Support from other state and national parties were noticed they are the Congress,Janata Dal (United),DMK,Rashtriya Janata Dal,Left,Trinamool Congress, Nationalist Congress Party

== Judicial and Central Governmental Responses ==

=== Judicial ===
- On 11 December 2023, the Supreme Court of India upheld the abrogation of Articles 370 and 35A, while also directing the union government to restore the statehood "as soon as possible" for the state of Jammu and Kashmir and hold legislative assembly elections no later than September 2024.
- The Supreme Court upheld the creation of the Union Territory of Ladakh, referencing Article 3(a) read with explanation of the constitution, which permits the formation of a Union Territory by separating territory from any State.

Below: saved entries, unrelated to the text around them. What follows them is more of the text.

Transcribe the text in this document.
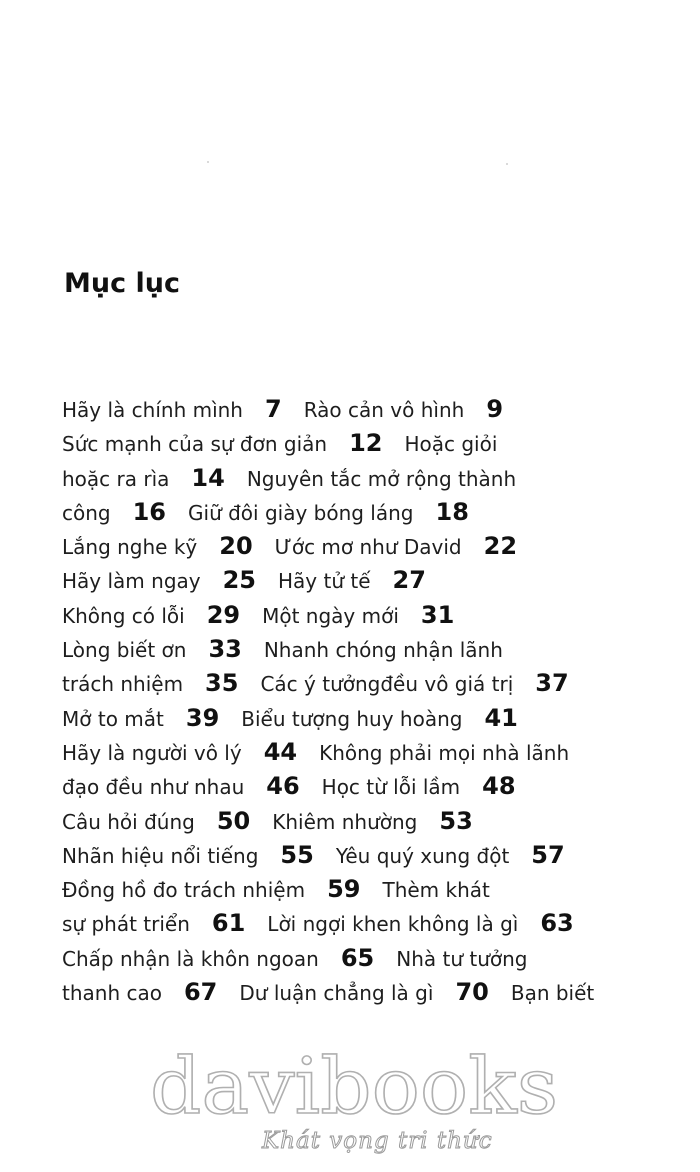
Mục lục
Hãy là chính mình 7 Rào cản vô hình 9
Sức mạnh của sự đơn giản 12 Hoặc giỏi
hoặc ra rìa 14 Nguyên tắc mở rộng thành
công 16 Giữ đôi giày bóng láng 18
Lắng nghe kỹ 20 Ước mơ như David 22
Hãy làm ngay 25 Hãy tử tế 27
Không có lỗi 29 Một ngày mới 31
Lòng biết ơn 33 Nhanh chóng nhận lãnh
trách nhiệm 35 Các ý tưởngđều vô giá trị 37
Mở to mắt 39 Biểu tượng huy hoàng 41
Hãy là người vô lý 44 Không phải mọi nhà lãnh
đạo đều như nhau 46 Học từ lỗi lầm 48
Câu hỏi đúng 50 Khiêm nhường 53
Nhãn hiệu nổi tiếng 55 Yêu quý xung đột 57
Đồng hồ đo trách nhiệm 59 Thèm khát
sự phát triển 61 Lời ngợi khen không là gì 63
Chấp nhận là khôn ngoan 65 Nhà tư tưởng
thanh cao 67 Dư luận chẳng là gì 70 Bạn biết
davibooks
Khát vọng tri thức
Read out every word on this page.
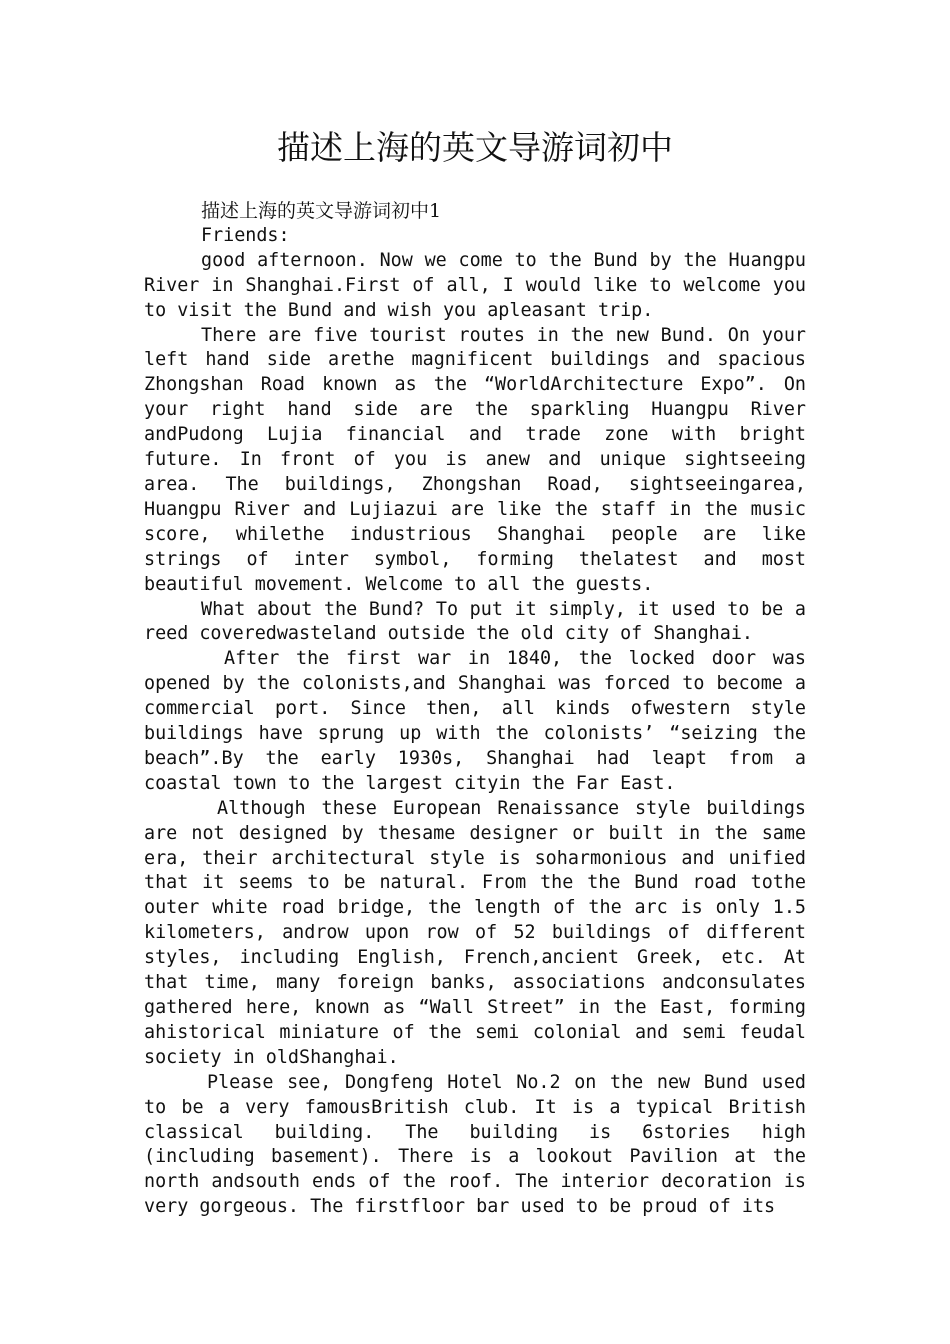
描述上海的英文导游词初中

描述上海的英文导游词初中1

Friends:

good afternoon. Now we come to the Bund by the Huangpu River in Shanghai.First of all, I would like to welcome you to visit the Bund and wish you apleasant trip.

There are five tourist routes in the new Bund. On your left hand side arethe magnificent buildings and spacious Zhongshan Road known as the “WorldArchitecture Expo”. On your right hand side are the sparkling Huangpu River andPudong Lujia financial and trade zone with bright future. In front of you is anew and unique sightseeing area. The buildings, Zhongshan Road, sightseeingarea, Huangpu River and Lujiazui are like the staff in the music score, whilethe industrious Shanghai people are like strings of inter symbol, forming thelatest and most beautiful movement. Welcome to all the guests.

What about the Bund? To put it simply, it used to be a reed coveredwasteland outside the old city of Shanghai.

After the first war in 1840, the locked door was opened by the colonists,and Shanghai was forced to become a commercial port. Since then, all kinds ofwestern style buildings have sprung up with the colonists’ “seizing the beach”.By the early 1930s, Shanghai had leapt from a coastal town to the largest cityin the Far East.

Although these European Renaissance style buildings are not designed by thesame designer or built in the same era, their architectural style is soharmonious and unified that it seems to be natural. From the the Bund road tothe outer white road bridge, the length of the arc is only 1.5 kilometers, androw upon row of 52 buildings of different styles, including English, French,ancient Greek, etc. At that time, many foreign banks, associations andconsulates gathered here, known as “Wall Street” in the East, forming ahistorical miniature of the semi colonial and semi feudal society in oldShanghai.

Please see, Dongfeng Hotel No.2 on the new Bund used to be a very famousBritish club. It is a typical British classical building. The building is 6stories high (including basement). There is a lookout Pavilion at the north andsouth ends of the roof. The interior decoration is very gorgeous. The firstfloor bar used to be proud of its
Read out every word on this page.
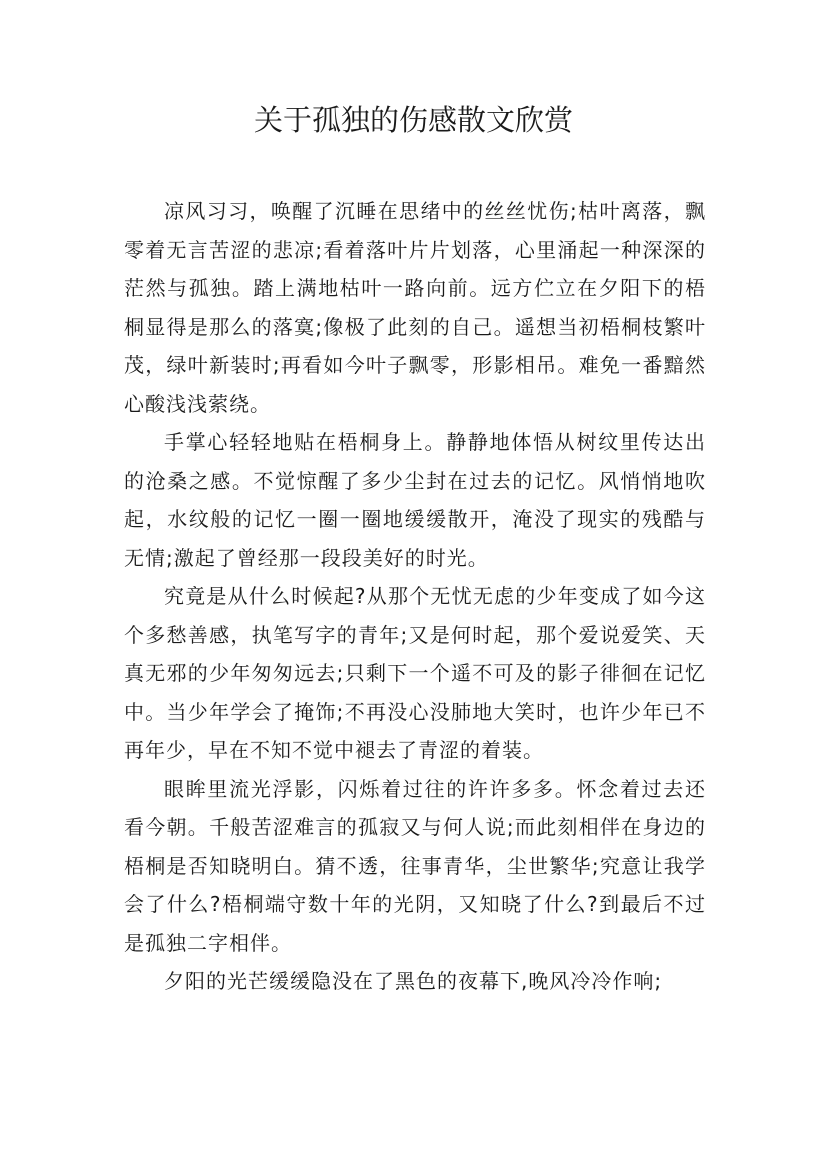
关于孤独的伤感散文欣赏

凉风习习，唤醒了沉睡在思绪中的丝丝忧伤;枯叶离落，飘零着无言苦涩的悲凉;看着落叶片片划落，心里涌起一种深深的茫然与孤独。踏上满地枯叶一路向前。远方伫立在夕阳下的梧桐显得是那么的落寞;像极了此刻的自己。遥想当初梧桐枝繁叶茂，绿叶新装时;再看如今叶子飘零，形影相吊。难免一番黯然心酸浅浅萦绕。

手掌心轻轻地贴在梧桐身上。静静地体悟从树纹里传达出的沧桑之感。不觉惊醒了多少尘封在过去的记忆。风悄悄地吹起，水纹般的记忆一圈一圈地缓缓散开，淹没了现实的残酷与无情;激起了曾经那一段段美好的时光。

究竟是从什么时候起?从那个无忧无虑的少年变成了如今这个多愁善感，执笔写字的青年;又是何时起，那个爱说爱笑、天真无邪的少年匆匆远去;只剩下一个遥不可及的影子徘徊在记忆中。当少年学会了掩饰;不再没心没肺地大笑时，也许少年已不再年少，早在不知不觉中褪去了青涩的着装。

眼眸里流光浮影，闪烁着过往的许许多多。怀念着过去还看今朝。千般苦涩难言的孤寂又与何人说;而此刻相伴在身边的梧桐是否知晓明白。猜不透，往事青华，尘世繁华;究意让我学会了什么?梧桐端守数十年的光阴，又知晓了什么?到最后不过是孤独二字相伴。

夕阳的光芒缓缓隐没在了黑色的夜幕下,晚风冷冷作响;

=== Central Governmental ===
- The Union of India assured the Supreme Court that statehood would be restored to Jammu and Kashmir.
- The Union of India confirmed that the status of the Union Territory of Ladakh will not be affected by the restoration of statehood to Jammu and Kashmir.
- The Central government has engaged in talks with Ladakhi leaders and formed a high-powered committee to address their concerns. However, it has shown hesitation in granting full statehood or direct inclusion under the Sixth Schedule, sometimes offering "Sixth Schedule-like" protections instead. Talks were ongoing between both parties but collapsed after the government arrested prominent leader Sonam Wangchuk under the NSA.